Jadis, sur une péniche improviste

Alexandra Grimal et Edward Perraud publient leur concert de 2014, sur l’Improviste.


Le constat est loin de nous déplaire : Alexandra Grimal traverse une période d’abondance en terme de propositions discographiques. Pour donner suite à Monkey in the Abstract Garden au côté de Benjamin Levy, à Down the Hill avec le fidèle Giovanni di Domenico, ou encore à l’opéra poétique La Vapeur au-dessus du riz, trois disques parus durant l’année 2020, voici qu’elle partage sur Bandcamp uniquement un enregistrement capté il y a six ans au côté d’Edward Perraud.
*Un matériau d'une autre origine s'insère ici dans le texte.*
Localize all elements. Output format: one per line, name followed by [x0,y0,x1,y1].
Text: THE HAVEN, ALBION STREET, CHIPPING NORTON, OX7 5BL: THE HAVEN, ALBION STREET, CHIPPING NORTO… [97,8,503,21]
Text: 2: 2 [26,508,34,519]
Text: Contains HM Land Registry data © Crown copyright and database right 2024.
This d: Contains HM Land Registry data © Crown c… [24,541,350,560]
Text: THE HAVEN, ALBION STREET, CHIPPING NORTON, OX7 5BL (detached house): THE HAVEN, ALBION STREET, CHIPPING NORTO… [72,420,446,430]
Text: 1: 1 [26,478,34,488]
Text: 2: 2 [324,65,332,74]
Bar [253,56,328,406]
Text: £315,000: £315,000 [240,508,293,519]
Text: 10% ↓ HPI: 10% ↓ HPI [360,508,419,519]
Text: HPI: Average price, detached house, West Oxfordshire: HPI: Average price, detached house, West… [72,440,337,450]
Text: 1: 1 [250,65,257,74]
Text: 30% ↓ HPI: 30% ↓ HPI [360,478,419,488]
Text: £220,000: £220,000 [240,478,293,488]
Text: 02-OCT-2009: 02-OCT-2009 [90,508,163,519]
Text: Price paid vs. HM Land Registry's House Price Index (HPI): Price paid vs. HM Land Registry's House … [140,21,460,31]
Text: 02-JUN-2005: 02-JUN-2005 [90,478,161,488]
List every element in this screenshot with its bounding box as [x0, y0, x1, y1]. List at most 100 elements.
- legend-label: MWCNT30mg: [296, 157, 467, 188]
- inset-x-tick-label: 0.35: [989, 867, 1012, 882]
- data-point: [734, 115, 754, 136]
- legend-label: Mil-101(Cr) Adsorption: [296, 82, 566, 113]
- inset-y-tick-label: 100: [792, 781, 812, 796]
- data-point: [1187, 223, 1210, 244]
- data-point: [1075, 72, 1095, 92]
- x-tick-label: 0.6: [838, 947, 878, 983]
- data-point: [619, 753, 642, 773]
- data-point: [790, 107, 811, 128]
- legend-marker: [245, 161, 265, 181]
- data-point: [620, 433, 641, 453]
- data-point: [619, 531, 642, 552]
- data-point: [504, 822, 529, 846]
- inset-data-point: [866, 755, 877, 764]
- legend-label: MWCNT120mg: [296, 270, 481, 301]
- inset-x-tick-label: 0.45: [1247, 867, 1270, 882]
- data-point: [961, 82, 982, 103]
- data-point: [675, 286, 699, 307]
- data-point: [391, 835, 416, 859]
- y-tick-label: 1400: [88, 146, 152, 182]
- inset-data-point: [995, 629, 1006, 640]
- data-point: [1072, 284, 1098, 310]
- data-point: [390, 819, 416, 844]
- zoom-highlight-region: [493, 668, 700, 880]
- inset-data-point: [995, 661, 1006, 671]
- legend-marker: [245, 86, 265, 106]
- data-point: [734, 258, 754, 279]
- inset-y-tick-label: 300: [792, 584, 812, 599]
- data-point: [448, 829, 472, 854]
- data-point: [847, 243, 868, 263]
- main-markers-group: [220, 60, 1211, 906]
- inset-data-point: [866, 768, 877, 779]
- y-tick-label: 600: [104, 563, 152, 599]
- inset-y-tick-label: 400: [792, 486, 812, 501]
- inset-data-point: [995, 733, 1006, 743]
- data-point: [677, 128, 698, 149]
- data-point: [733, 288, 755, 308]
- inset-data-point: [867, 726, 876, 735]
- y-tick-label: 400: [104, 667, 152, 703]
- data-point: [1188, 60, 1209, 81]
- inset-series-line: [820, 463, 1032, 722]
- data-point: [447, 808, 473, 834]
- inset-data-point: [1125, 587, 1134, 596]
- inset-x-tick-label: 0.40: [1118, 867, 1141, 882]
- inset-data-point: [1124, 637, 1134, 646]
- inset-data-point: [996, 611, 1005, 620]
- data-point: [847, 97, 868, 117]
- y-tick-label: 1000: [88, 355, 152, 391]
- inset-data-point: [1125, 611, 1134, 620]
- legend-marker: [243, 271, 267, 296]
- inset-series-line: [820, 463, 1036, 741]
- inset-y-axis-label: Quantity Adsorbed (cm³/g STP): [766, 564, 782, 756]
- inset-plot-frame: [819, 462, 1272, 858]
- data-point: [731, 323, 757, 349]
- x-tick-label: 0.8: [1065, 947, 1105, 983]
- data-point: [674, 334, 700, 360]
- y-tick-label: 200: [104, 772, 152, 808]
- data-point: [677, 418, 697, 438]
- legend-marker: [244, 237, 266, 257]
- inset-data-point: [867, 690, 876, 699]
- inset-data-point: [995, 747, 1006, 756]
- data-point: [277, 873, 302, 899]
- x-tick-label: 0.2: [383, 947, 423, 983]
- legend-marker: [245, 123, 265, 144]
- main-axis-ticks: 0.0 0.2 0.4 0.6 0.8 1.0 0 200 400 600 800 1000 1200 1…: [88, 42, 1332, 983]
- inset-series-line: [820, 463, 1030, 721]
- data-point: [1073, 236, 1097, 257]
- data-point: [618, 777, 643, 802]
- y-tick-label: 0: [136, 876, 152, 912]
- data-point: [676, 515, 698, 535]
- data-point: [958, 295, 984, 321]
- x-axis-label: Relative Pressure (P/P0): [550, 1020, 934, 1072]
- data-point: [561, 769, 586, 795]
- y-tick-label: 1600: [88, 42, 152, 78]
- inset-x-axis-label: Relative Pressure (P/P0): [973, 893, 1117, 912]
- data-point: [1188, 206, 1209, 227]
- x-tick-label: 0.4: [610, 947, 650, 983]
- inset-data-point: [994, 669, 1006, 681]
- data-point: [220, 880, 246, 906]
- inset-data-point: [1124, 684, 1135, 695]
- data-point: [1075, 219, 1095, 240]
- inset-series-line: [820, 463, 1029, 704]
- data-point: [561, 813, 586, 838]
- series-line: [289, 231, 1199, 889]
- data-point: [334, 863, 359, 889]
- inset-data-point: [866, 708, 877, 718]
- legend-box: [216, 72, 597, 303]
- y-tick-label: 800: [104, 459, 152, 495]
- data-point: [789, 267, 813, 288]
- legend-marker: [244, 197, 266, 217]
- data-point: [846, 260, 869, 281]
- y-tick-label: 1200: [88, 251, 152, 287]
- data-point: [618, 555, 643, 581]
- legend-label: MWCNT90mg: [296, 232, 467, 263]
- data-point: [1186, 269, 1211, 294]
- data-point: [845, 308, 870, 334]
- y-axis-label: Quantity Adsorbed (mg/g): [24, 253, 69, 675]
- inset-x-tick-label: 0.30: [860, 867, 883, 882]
Explorant avec gourmandise les capacités des saxophones sopranino, soprano ou ténor, elle entraîne avec elle son partenaire dans une déambulation improvisée qui ne vire pas à la promenade hiératique mais, bien au contraire, déroule une pensée structurée dans le temps de son exécution. A partir du timbre des instruments, elle se positionne naturellement en rapport à leur caractère propre et devient, tour à tour au sein d’un souffle continu et coulant, délicate et fragile ou plus dense et imposante. La précision de son phrasé lui permet tout à la fois d’articuler des idées subtilement agencées et de gommer les systèmes qui les engendrent.

Moins provocateur que soutien indéfectible, Edward Perraud donne à entendre la richesse de son jeu dans cet art de l’improvisé qu’il maîtrise pleinement (et qu’il délaisse un peu ces derniers temps). Il fait chanter sa batterie comme un instrument harmonique et avance un tapis de propositions stimulantes qui souligne ou dérive autour des saxophones de sa partenaire. Art du contre ou soutien swinguant, voire atmosphère diaphane sur le haut des cymbales, il innerve de toutes parts le propos du duo sans jamais dénaturer le sens de la promenade proposée.

Conclue par un conte récité par Alexandra Grimal, la ballade rêveuse s’attache à investir un entre-deux du temps. Pleinement dedans pour le vivre au plus brûlant mais avec un pas de côté toutefois, pour le placer dans un moment de suspens intellectuel. Cette stylistique ouvre la voie à une méditation gracieuse et rejoint une forme d’approche bouddhiste dont le terme unsui est issu. A la fois nuage et eau, forme et substance, la musique devient une métamorphose permanente et le glissement imperceptible d’un état à l’autre.